Here are just a few examples:

** the salesman from carmax who bought my father’s car and then offered to drive me home (15 miles), since I wouldn’t have a car once I left it there … and then when the deal ran into a snag (odometer problem), he personally made sure that it got taken care of while I was flying to Boston and back on a marathon weekend.

** the social worker from the health unit of the retirement community who offered to drive us, oxygen, suitcases, wheelchair, and all, to the airport last Saturday morning at 8 a.m. in her van.

** the man 2 doors down from my father in the health unit, who, despite his own infirmities, stopped by my father’s room three times a day to make sure he went for meals and waited for him if he wasn’t ready.
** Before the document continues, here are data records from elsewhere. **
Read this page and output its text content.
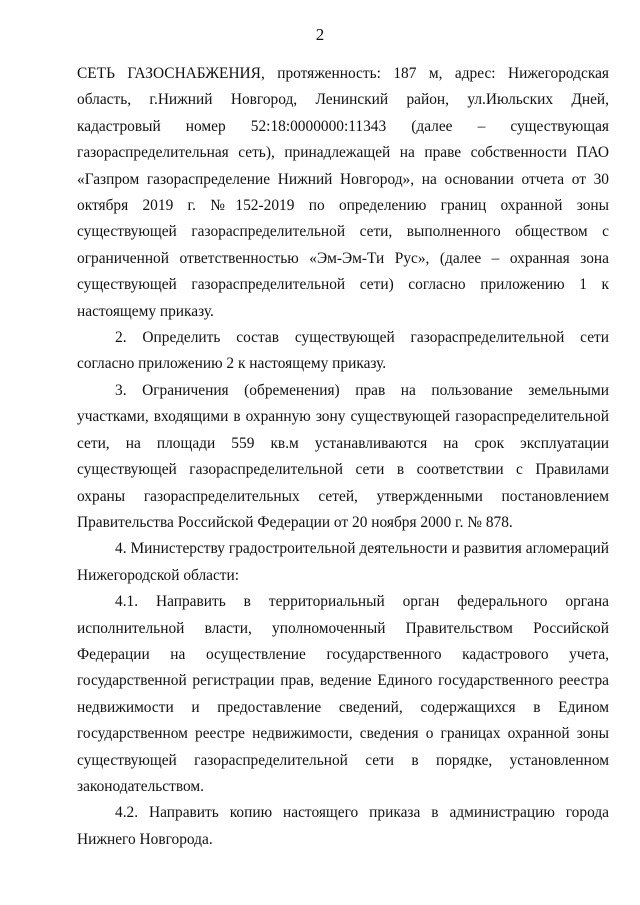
2

СЕТЬ ГАЗОСНАБЖЕНИЯ, протяженность: 187 м, адрес: Нижегородская область, г.Нижний Новгород, Ленинский район, ул.Июльских Дней, кадастровый номер 52:18:0000000:11343 (далее – существующая газораспределительная сеть), принадлежащей на праве собственности ПАО «Газпром газораспределение Нижний Новгород», на основании отчета от 30 октября 2019 г. №152-2019 по определению границ охранной зоны существующей газораспределительной сети, выполненного обществом с ограниченной ответственностью «Эм-Эм-Ти Рус», (далее – охранная зона существующей газораспределительной сети) согласно приложению 1 к настоящему приказу.

2. Определить состав существующей газораспределительной сети согласно приложению 2 к настоящему приказу.

3. Ограничения (обременения) прав на пользование земельными участками, входящими в охранную зону существующей газораспределительной сети, на площади 559 кв.м устанавливаются на срок эксплуатации существующей газораспределительной сети в соответствии с Правилами охраны газораспределительных сетей, утвержденными постановлением Правительства Российской Федерации от 20 ноября 2000 г. № 878.

4. Министерству градостроительной деятельности и развития агломераций Нижегородской области:

4.1. Направить в территориальный орган федерального органа исполнительной власти, уполномоченный Правительством Российской Федерации на осуществление государственного кадастрового учета, государственной регистрации прав, ведение Единого государственного реестра недвижимости и предоставление сведений, содержащихся в Едином государственном реестре недвижимости, сведения о границах охранной зоны существующей газораспределительной сети в порядке, установленном законодательством.

4.2. Направить копию настоящего приказа в администрацию города Нижнего Новгорода.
** my colleague in the department who, when I grabbed her in the hall (as she was running to a meeting) to ask for the name of a travel agent, was able to provide a referral on the spot that helped me work out complex logistics (including oxygen) with as little stress as possible

** the flight attendant who helped my father make his way to the rest room in first class rather than making him walk all the way to the back of the plane like everyone else

** the accountant who put her own work aside several times on very short notice in order to come to my father’s hospital room to notarize documents

** the residential coordinator at my father’s community who calmed our anxities about all the logistics involved in leaving and made the process as simple as possible

** the estate sale lady who, along with her mother, lovingly wrapped many of my parents’ possessions that were not earmarked for shipping across country and prepared them for sale; she made sure that nothing went to waste – even partially used containers of cleaning solution

** the consignment store owner who, when told that I couldn’t possibly take photographs of everything and bring them to him, volunteered to come to the house and look at furniture and household goods that would not be going on the moving van

** the nurse's aide from India who called my dad "honey" and made him feel special when he was at his weakest

** my father’s friends and neighbors who urged him to get medical care (even though he didn’t) and then stopped by his hospital room periodically in order to check in and make sure he was OK

** the nurse’s aides at Dad’s new facility in NH who cheerily stop by his room at multiple, random times during the day to make sure all is well

** the neighbor who lovingly accepted my mother’s Christmas cactus – I just couldn’t put it in the trash

** my colleagues and students at the U and my sister’s colleagues at the hospital, as well as the members of our immediate families, who have doubtless covered for countless meetings and tasks we were not able to attend to during these crises

** all the friends, family, and colleagues who sent e-mails and phone calls with energy and prayers

To the many, many people who helped make it possible for this venture to succeed … you all have my most heartfelt thanks. There’s a lot of goodness out there – it’s palpable and very real. I’m sure there are many people and events I’m not even aware of who helped us along. All I can say is that I’ll try to do the same for others in the future.